En quête de perfection jusqu’à la fin

Léonard de Vinci cherchait sans cesse à améliorer les techniques picturales en exploitant les effets optiques. Grâce à la transparence des fines couches de glacis, il mettait à profit la réflexion de la lumière par la couche préparatoire (qu’il colorait parfois). Cette recherche de la transparence le conduira à ajouter du verre broyé en quantité de plus en plus importante au fil des années. Des grains de verre sodique incolore contenant un peu de manganèse ont été identifiés dans la Sainte Anne et surtout dans le Saint Jean-Baptiste.

Léonard de Vinci retravaillait ainsi continuellement ses tableaux dont le nombre se limite à moins d’une vingtaine, certains d’entre eux étant restés inachevés. Il poursuivit inlassablement sa quête de la perfection, comme le prouvent les trois tableaux qu’il conserva et retravailla jusqu’à sa mort : la Joconde, la Sainte Anne et le Saint Jean-Baptiste

Mettre la science au service de l’expression artistique, tel fut l’objectif de Léonard de Vinci durant toute sa vie. Il aura magnifiquement montré que « la couleur est le plus beau trait d’union entre la science et l’art »13.

Références et notes

aPhotographies prises par l’auteur au Louvre en visitant l’exposition Léonard de Vinci.

1Catalogue de l’exposition Léonard de Vinci au musée du Louvre, sous la direction de Vincent Delieuvin et de Louis Frank. Coédition musée du Louvre éditions / Hazan, 2019.

2Voir le billet du 13.01.2019. « Quand naissent les couleurs, la règle de trois s’impose ».

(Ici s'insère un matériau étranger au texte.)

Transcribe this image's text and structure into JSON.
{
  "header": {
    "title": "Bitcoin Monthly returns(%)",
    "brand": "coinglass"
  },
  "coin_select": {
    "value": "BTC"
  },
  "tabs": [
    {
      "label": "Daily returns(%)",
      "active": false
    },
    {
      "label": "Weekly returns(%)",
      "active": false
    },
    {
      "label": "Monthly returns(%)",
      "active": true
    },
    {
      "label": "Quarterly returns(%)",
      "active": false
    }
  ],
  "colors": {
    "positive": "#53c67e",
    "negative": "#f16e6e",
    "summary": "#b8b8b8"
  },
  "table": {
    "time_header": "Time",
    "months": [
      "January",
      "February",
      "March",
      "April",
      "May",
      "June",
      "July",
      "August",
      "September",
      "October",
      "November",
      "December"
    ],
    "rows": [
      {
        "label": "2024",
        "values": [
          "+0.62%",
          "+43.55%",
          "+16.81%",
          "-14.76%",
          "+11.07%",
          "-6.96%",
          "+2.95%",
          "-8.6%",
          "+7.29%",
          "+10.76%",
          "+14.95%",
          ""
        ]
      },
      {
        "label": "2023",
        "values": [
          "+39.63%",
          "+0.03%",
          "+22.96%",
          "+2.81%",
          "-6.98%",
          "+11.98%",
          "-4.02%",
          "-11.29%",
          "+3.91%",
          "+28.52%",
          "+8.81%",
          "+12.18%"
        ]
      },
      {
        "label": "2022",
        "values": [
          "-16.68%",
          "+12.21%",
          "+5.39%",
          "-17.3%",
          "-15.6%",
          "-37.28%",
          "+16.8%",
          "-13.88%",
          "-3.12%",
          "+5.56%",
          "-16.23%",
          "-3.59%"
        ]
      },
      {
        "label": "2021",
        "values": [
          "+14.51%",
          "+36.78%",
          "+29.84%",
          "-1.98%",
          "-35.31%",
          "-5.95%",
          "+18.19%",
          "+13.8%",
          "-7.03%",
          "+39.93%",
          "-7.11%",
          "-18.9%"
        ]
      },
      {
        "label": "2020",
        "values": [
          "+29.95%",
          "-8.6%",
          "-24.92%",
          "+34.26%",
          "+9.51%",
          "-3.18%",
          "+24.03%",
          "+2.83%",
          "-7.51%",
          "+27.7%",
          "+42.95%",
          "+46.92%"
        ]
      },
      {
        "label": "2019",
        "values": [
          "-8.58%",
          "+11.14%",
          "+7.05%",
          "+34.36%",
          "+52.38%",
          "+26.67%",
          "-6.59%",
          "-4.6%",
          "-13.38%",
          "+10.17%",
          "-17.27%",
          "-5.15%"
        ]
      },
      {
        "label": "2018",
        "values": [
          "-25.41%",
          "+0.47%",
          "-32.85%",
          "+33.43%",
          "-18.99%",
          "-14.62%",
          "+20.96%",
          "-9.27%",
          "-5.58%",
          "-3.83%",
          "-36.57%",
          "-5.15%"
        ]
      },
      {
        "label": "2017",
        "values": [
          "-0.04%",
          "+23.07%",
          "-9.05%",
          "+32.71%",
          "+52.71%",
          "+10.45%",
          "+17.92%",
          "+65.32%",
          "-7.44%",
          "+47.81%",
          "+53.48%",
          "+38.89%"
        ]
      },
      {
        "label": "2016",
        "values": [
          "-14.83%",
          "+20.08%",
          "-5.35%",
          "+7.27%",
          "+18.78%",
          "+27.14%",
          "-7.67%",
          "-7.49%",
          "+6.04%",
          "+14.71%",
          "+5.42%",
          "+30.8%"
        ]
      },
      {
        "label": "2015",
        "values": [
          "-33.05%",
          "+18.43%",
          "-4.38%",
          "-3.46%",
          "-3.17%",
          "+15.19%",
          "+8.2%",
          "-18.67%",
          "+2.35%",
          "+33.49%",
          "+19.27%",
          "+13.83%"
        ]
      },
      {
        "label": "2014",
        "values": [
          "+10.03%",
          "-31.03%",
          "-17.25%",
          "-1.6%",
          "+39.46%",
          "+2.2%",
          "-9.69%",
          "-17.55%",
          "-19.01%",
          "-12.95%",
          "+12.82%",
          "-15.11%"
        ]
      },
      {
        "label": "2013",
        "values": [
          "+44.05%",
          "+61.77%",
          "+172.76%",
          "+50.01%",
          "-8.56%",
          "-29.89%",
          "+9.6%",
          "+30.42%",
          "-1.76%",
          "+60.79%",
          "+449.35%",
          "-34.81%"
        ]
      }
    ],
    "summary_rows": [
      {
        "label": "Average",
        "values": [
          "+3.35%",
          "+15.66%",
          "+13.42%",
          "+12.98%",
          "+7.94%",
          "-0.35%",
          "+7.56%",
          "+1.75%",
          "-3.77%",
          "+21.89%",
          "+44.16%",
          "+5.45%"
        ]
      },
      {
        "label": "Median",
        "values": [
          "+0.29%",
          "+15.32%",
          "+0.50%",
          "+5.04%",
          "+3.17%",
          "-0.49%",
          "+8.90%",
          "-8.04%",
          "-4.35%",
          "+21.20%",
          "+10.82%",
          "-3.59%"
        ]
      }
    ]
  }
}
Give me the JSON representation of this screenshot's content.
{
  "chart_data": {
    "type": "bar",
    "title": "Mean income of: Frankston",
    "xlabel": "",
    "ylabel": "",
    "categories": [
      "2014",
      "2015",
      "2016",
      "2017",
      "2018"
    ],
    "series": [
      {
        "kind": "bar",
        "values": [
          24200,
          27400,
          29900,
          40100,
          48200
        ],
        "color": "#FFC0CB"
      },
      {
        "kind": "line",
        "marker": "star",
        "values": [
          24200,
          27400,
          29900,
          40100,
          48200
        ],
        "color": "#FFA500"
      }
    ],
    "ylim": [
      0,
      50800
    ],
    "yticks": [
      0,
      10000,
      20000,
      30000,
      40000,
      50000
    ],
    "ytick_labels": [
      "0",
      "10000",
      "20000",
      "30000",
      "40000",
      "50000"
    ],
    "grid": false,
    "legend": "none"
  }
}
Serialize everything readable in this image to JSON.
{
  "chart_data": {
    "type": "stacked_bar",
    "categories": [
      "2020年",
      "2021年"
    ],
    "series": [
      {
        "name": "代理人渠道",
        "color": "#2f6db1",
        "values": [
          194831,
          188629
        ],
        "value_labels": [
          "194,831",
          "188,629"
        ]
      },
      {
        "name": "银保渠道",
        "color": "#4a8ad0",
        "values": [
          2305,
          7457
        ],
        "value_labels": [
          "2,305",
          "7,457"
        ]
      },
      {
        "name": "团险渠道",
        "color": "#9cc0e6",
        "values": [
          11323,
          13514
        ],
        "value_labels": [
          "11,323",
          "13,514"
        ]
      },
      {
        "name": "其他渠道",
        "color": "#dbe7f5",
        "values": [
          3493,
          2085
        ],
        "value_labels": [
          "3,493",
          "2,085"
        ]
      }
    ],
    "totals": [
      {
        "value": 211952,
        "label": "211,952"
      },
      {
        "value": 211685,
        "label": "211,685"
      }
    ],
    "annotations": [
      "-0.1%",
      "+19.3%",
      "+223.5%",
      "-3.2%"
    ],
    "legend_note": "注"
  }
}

3Pour en savoir plus sur les pigments pour la peinture, voir : (a) B. Valeur, « La chimie crée sa couleur… sur la palette du peintre », In : La chimie et l’art, EDP Sciences, 2010, pp. 129-167 ; (b) B. Valeur, La couleur dans tous ses éclats, Belin, 2011, pp. 92-103.

4À ne pas confondre avec le carbonate hydraté de cuivre qui se forme sur le cuivre en milieu humide, et que l’on dénomme également vert de gris.

5Ph. Walter, F. Cardinali, L’art-chimie. Enquête dans le laboratoire des artistes, Éditions Michel de Maule, 2013, pp. 97-115.

6La spectroscopie de fluorescence X consiste à collecter les rayons X émis par la matière consécutivement à son irradiation par des rayons X. Le spectre de fluorescence X est caractéristique du matériau irradié.

7AGLAE, Accélérateur Grand Louvre d'Analyses Elémentaires, décrit ici.

8L. Beck, « Lumière et art, ou comment (perce)voir l’invisible », Reflets de la physique n°47-48, pp. 100-105, 2016. Article consultable ici.

9Il ne s’agit pas d’un séchage par évaporation mais de la formation d’un film souple par réticulation en présence de dioxygène. C’est l’huile de lin que les peintres flamands préféraient car c’est la plus siccative des huiles. Ils augmentaient sa siccativité par cuisson pendant plusieurs heures et par addition de blanc de plomb ou de litharge (oxyde de plomb).

10L. de Viguerie , Ph. Walter et al. « Revealing the sfumato technique of Leonardo da Vinci by X-ray fluorescence spectroscopy », Angewandte Chemie International Edition, vol. 49, pp. 6125-6128, 2010.

11La caméra multispectrale possède un capteur CCD de 12 000 pixels par ligne permettant d’enregistrer jusqu’à 240 millions de spectres de réflectance dans 13 plages de longueurs d’onde (10 dans le visible et 3 dans l’infrarouge). Le dévernissage virtuel est alors possible par comparaison avec des spectres de référence obtenus par l’analyse de nombreux pigments utilisés dans les peintures du XVIe siècle, recouverts ou non de vernis vieillis artificiellement.

12M. Elias, P. Cotte, (a) « Multispectral camera and radiative transfer equation used to depict Leonardo's sfumato in Mona Lisa », Applied Optics, vol. 47, pp. 2146-2154, 2008 ; (b) « L’imagerie spectrale détaille La Joconde », Photoniques n°37, pp. 32-33, 2008. Article consultable ici.

13Citation extraite de la référence 3a.